The reality is that the customer probably didn’t want a relationship in the first place. Or at least they didn’t want the kind of relationship that the brand was offering.
The root of this misunderstanding is the fundamental disconnect between how brands see their relationship with customers and how customers perceive their relationship with brands. Many brands associate the word ‘relationship’ with emotion. To them, starting a relationship with a customer means forging a deep and meaningful bond which will lead to a long term association and, of course, sales. This has been the case since I started out in CRM, when the popular consensus was that a relationship of this nature would inspire loyalty, as the strength of the bond would make it difficult for the consumer to turn to a rival brand. Today many marketers still hold a firm belief in the power of brand loyalty, even when it has been proven that it is extremely rare – A recent study by Nielsen found that 78% of consumers are not loyal to a particular brand.

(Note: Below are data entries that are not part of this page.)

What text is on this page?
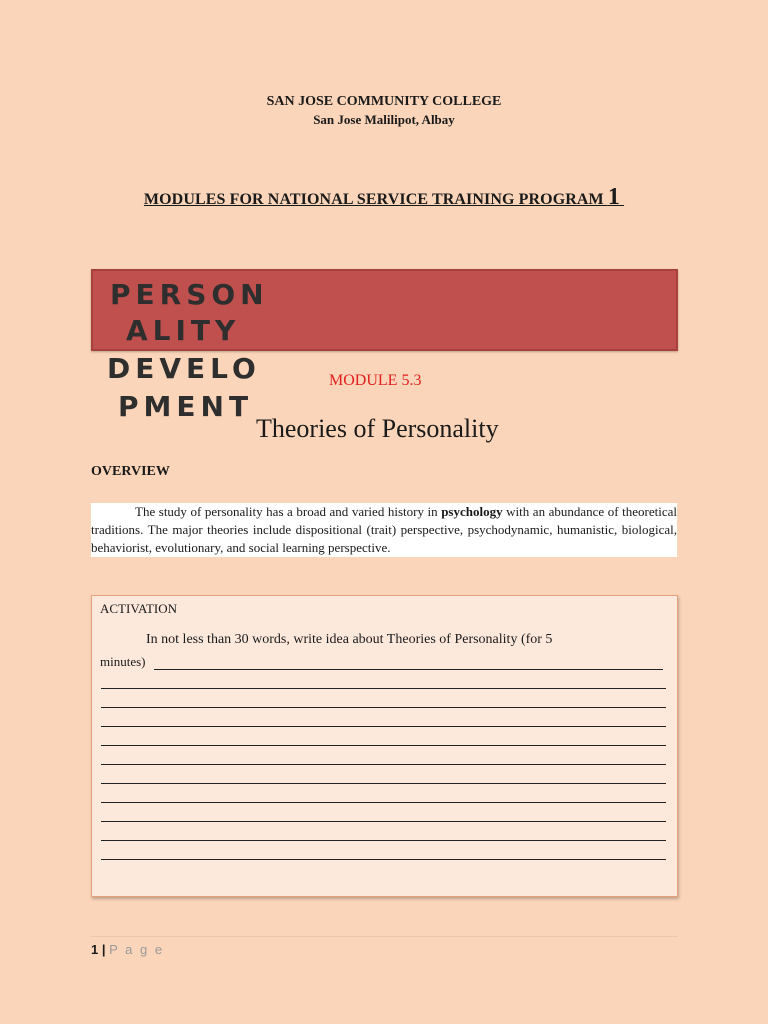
SAN JOSE COMMUNITY COLLEGE
San Jose Malilipot, Albay
MODULES FOR NATIONAL SERVICE TRAINING PROGRAM 1
PERSON
ALITY
DEVELO
PMENT
MODULE 5.3
Theories of Personality
OVERVIEW
The study of personality has a broad and varied history in psychology with an abundance of theoretical traditions. The major theories include dispositional (trait) perspective, psychodynamic, humanistic, biological, behaviorist, evolutionary, and social learning perspective.
ACTIVATION
In not less than 30 words, write idea about Theories of Personality (for 5
minutes)
1 | P a g e
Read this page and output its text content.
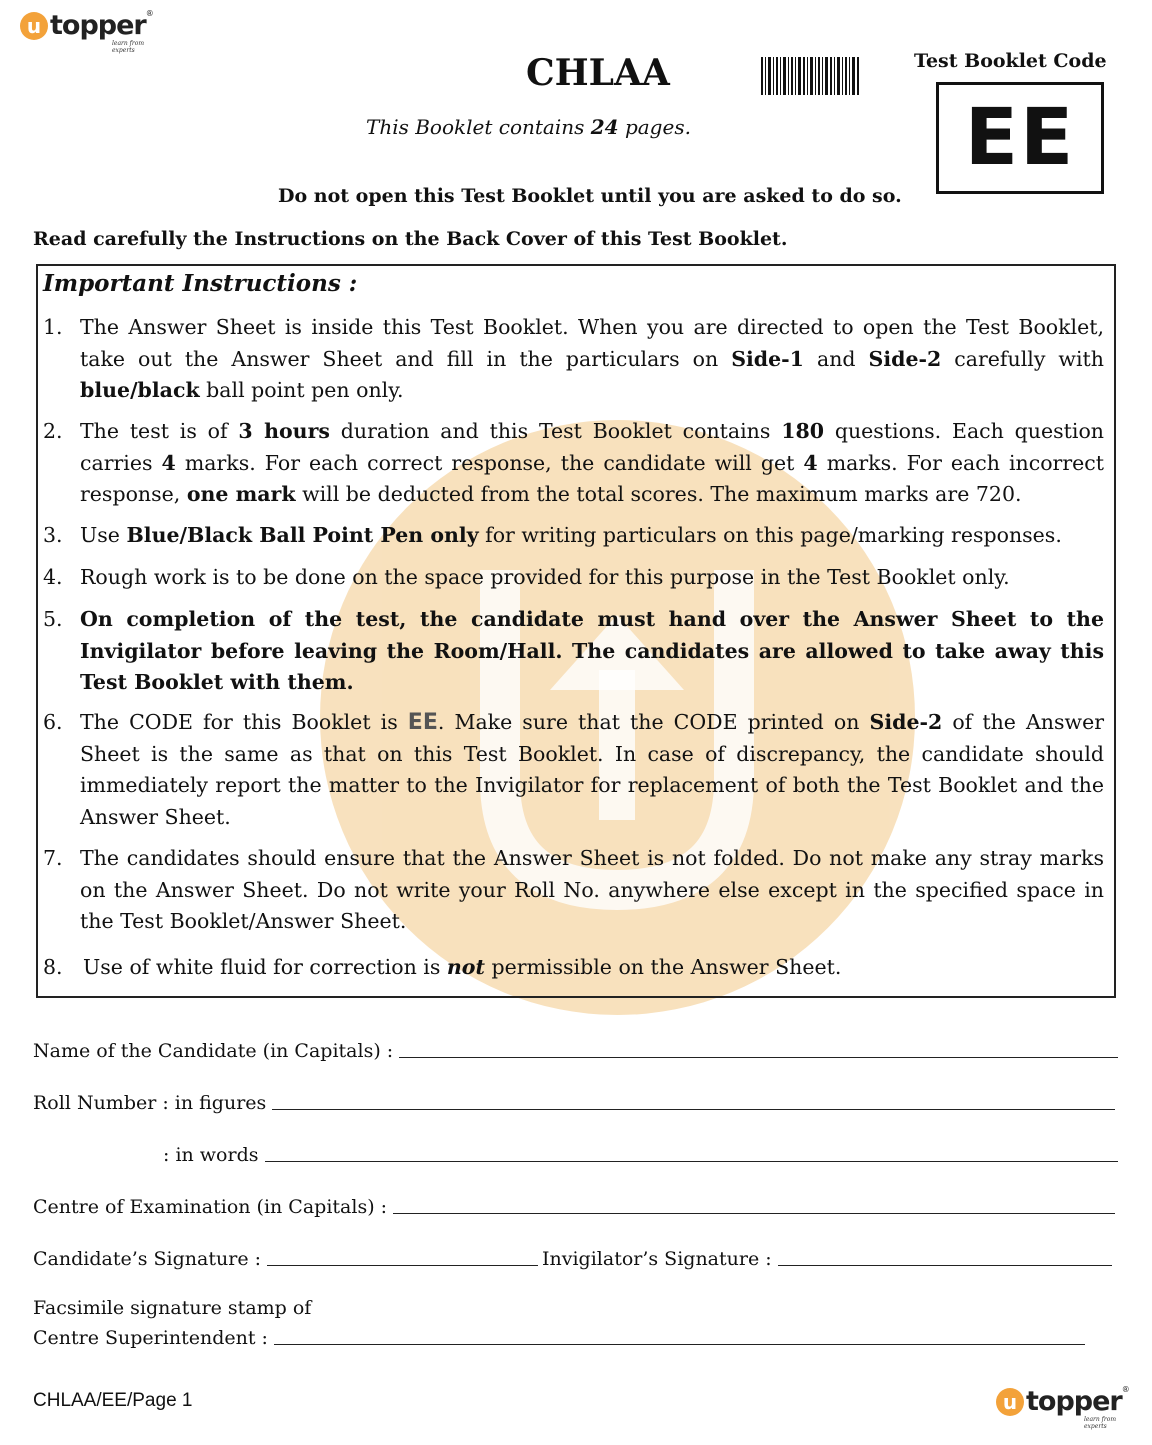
u topper ®
learn from experts
CHLAA	Test Booklet Code
EE
This Booklet contains 24 pages.
Do not open this Test Booklet until you are asked to do so.
Read carefully the Instructions on the Back Cover of this Test Booklet.
Important Instructions :
1. The Answer Sheet is inside this Test Booklet. When you are directed to open the Test Booklet, take out the Answer Sheet and fill in the particulars on Side-1 and Side-2 carefully with blue/black ball point pen only.
2. The test is of 3 hours duration and this Test Booklet contains 180 questions. Each question carries 4 marks. For each correct response, the candidate will get 4 marks. For each incorrect response, one mark will be deducted from the total scores. The maximum marks are 720.
3. Use Blue/Black Ball Point Pen only for writing particulars on this page/marking responses.
4. Rough work is to be done on the space provided for this purpose in the Test Booklet only.
5. On completion of the test, the candidate must hand over the Answer Sheet to the Invigilator before leaving the Room/Hall. The candidates are allowed to take away this Test Booklet with them.
6. The CODE for this Booklet is EE. Make sure that the CODE printed on Side-2 of the Answer Sheet is the same as that on this Test Booklet. In case of discrepancy, the candidate should immediately report the matter to the Invigilator for replacement of both the Test Booklet and the Answer Sheet.
7. The candidates should ensure that the Answer Sheet is not folded. Do not make any stray marks on the Answer Sheet. Do not write your Roll No. anywhere else except in the specified space in the Test Booklet/Answer Sheet.
8. Use of white fluid for correction is not permissible on the Answer Sheet.
Name of the Candidate (in Capitals) :
Roll Number : in figures
: in words
Centre of Examination (in Capitals) :
Candidate’s Signature :	Invigilator’s Signature :
Facsimile signature stamp of
Centre Superintendent :
CHLAA/EE/Page 1	u topper ®
learn from experts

In fact, brand loyalty may not even exist at all. We now know that consumers who repeatedly buy the same product from a certain brand, seemingly their most loyal customers, are actually more likely than an average consumer to be fickle and disloyal. As these consumers tend to be drawn to the product category rather than the brand that provides it, they’re more likely to have their head turned by a lower price or an attractive deal offered by a competitor.
Unfortunately for marketers, heartfelt emotion rarely factors into the equation on the customer side. Instead, customers see their relationship with a brand as a series of value transactions. If they’re not purchasing a product from a brand, they expect value in the form of useful, helpful or entertaining content. And they want to access this content on their own terms – when, where and how they want to. They certainly don’t want to be bombarded by a slew of brand messages every time they log into Twitter or open their email. It’s well known that younger generations are especially put off by overzealous marketing and at Karmarama we’re starting to see how this is affecting their association with brands. We recently carried out a brand loyalty study that found that 55% of 18-25 year olds don’t feel they have any kind of a relationship with a brand.

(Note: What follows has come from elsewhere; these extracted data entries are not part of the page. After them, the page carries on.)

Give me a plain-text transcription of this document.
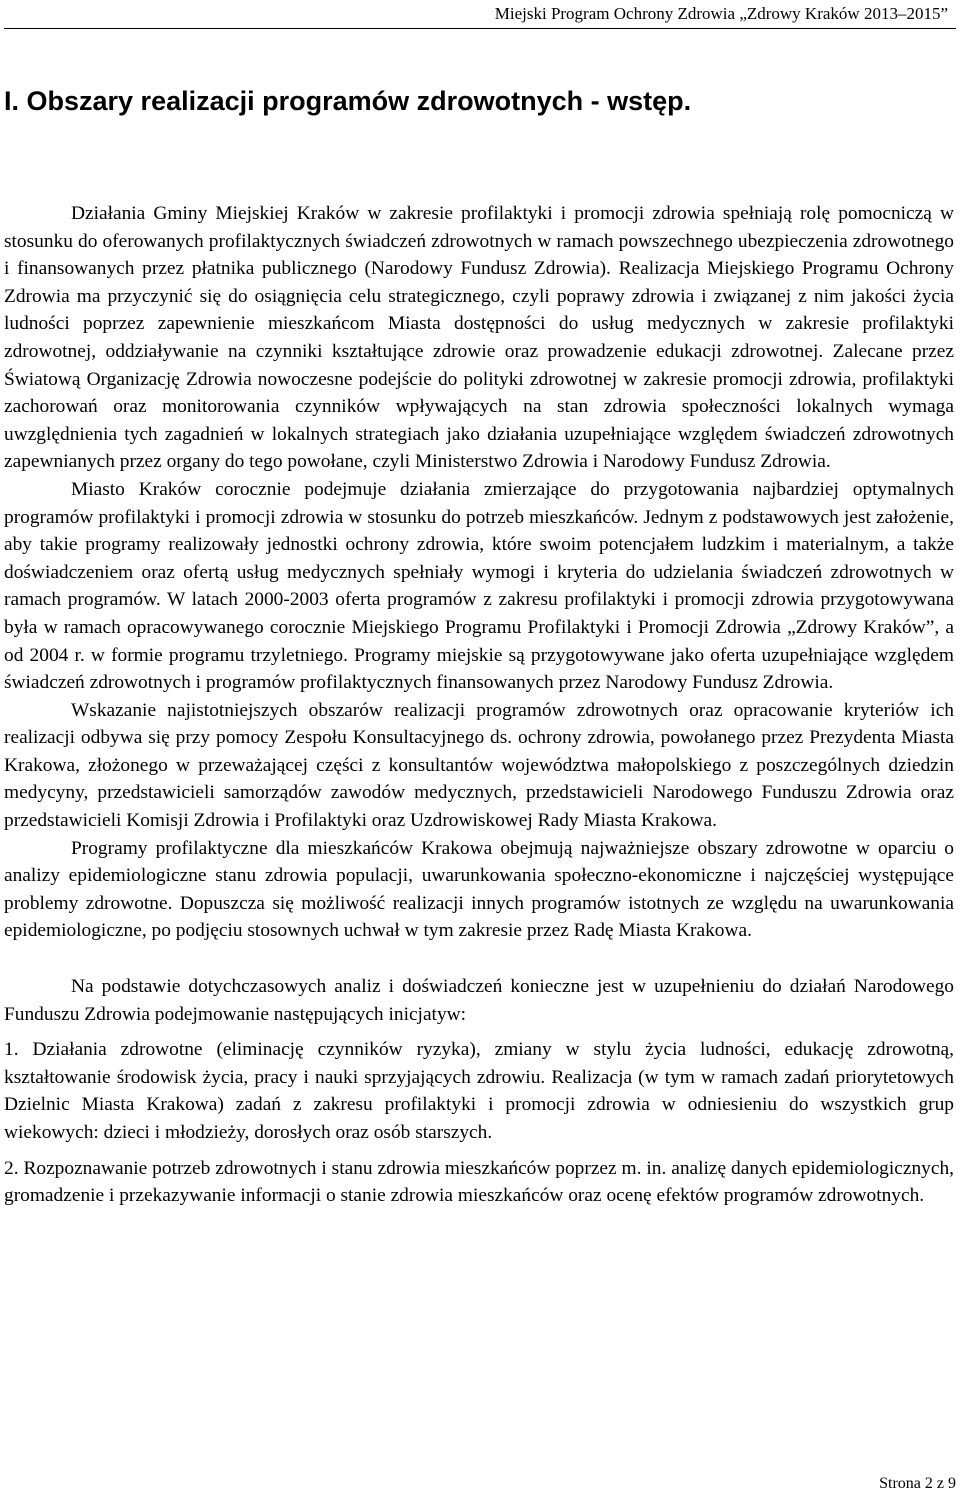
Miejski Program Ochrony Zdrowia „Zdrowy Kraków 2013–2015”
I. Obszary realizacji programów zdrowotnych - wstęp.

Działania Gminy Miejskiej Kraków w zakresie profilaktyki i promocji zdrowia spełniają rolę pomocniczą w stosunku do oferowanych profilaktycznych świadczeń zdrowotnych w ramach powszechnego ubezpieczenia zdrowotnego i finansowanych przez płatnika publicznego (Narodowy Fundusz Zdrowia). Realizacja Miejskiego Programu Ochrony Zdrowia ma przyczynić się do osiągnięcia celu strategicznego, czyli poprawy zdrowia i związanej z nim jakości życia ludności poprzez zapewnienie mieszkańcom Miasta dostępności do usług medycznych w zakresie profilaktyki zdrowotnej, oddziaływanie na czynniki kształtujące zdrowie oraz prowadzenie edukacji zdrowotnej. Zalecane przez Światową Organizację Zdrowia nowoczesne podejście do polityki zdrowotnej w zakresie promocji zdrowia, profilaktyki zachorowań oraz monitorowania czynników wpływających na stan zdrowia społeczności lokalnych wymaga uwzględnienia tych zagadnień w lokalnych strategiach jako działania uzupełniające względem świadczeń zdrowotnych zapewnianych przez organy do tego powołane, czyli Ministerstwo Zdrowia i Narodowy Fundusz Zdrowia.

Miasto Kraków corocznie podejmuje działania zmierzające do przygotowania najbardziej optymalnych programów profilaktyki i promocji zdrowia w stosunku do potrzeb mieszkańców. Jednym z podstawowych jest założenie, aby takie programy realizowały jednostki ochrony zdrowia, które swoim potencjałem ludzkim i materialnym, a także doświadczeniem oraz ofertą usług medycznych spełniały wymogi i kryteria do udzielania świadczeń zdrowotnych w ramach programów. W latach 2000-2003 oferta programów z zakresu profilaktyki i promocji zdrowia przygotowywana była w ramach opracowywanego corocznie Miejskiego Programu Profilaktyki i Promocji Zdrowia „Zdrowy Kraków”, a od 2004 r. w formie programu trzyletniego. Programy miejskie są przygotowywane jako oferta uzupełniające względem świadczeń zdrowotnych i programów profilaktycznych finansowanych przez Narodowy Fundusz Zdrowia.

Wskazanie najistotniejszych obszarów realizacji programów zdrowotnych oraz opracowanie kryteriów ich realizacji odbywa się przy pomocy Zespołu Konsultacyjnego ds. ochrony zdrowia, powołanego przez Prezydenta Miasta Krakowa, złożonego w przeważającej części z konsultantów województwa małopolskiego z poszczególnych dziedzin medycyny, przedstawicieli samorządów zawodów medycznych, przedstawicieli Narodowego Funduszu Zdrowia oraz przedstawicieli Komisji Zdrowia i Profilaktyki oraz Uzdrowiskowej Rady Miasta Krakowa.

Programy profilaktyczne dla mieszkańców Krakowa obejmują najważniejsze obszary zdrowotne w oparciu o analizy epidemiologiczne stanu zdrowia populacji, uwarunkowania społeczno-ekonomiczne i najczęściej występujące problemy zdrowotne. Dopuszcza się możliwość realizacji innych programów istotnych ze względu na uwarunkowania epidemiologiczne, po podjęciu stosownych uchwał w tym zakresie przez Radę Miasta Krakowa.

Na podstawie dotychczasowych analiz i doświadczeń konieczne jest w uzupełnieniu do działań Narodowego Funduszu Zdrowia podejmowanie następujących inicjatyw:

1. Działania zdrowotne (eliminację czynników ryzyka), zmiany w stylu życia ludności, edukację zdrowotną, kształtowanie środowisk życia, pracy i nauki sprzyjających zdrowiu. Realizacja (w tym w ramach zadań priorytetowych Dzielnic Miasta Krakowa) zadań z zakresu profilaktyki i promocji zdrowia w odniesieniu do wszystkich grup wiekowych: dzieci i młodzieży, dorosłych oraz osób starszych.

2. Rozpoznawanie potrzeb zdrowotnych i stanu zdrowia mieszkańców poprzez m. in. analizę danych epidemiologicznych, gromadzenie i przekazywanie informacji o stanie zdrowia mieszkańców oraz ocenę efektów programów zdrowotnych.

Strona 2 z 9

Of course brands still need to interact with their prospect consumers, so what should they be doing? Well, firstly they need to facilitate situations where mutually beneficial communication is able to take place and make the most of these opportunities when they crop up. Modern marketers have a wealth of consumer data at their fingertips that can be harnessed to create tailored, positive experiences for the customer that will keep them engaged and interested.
Instead of aiming for a lifelong love affair with customers, marketers should be using data to establish themselves as valued sources of advice, entertainment and interesting information. In return, customers may be willing to look at that brand’s products, share data about themselves, or at the very least come back for more. To expect anything more is presumptive – and will likely result in heartache.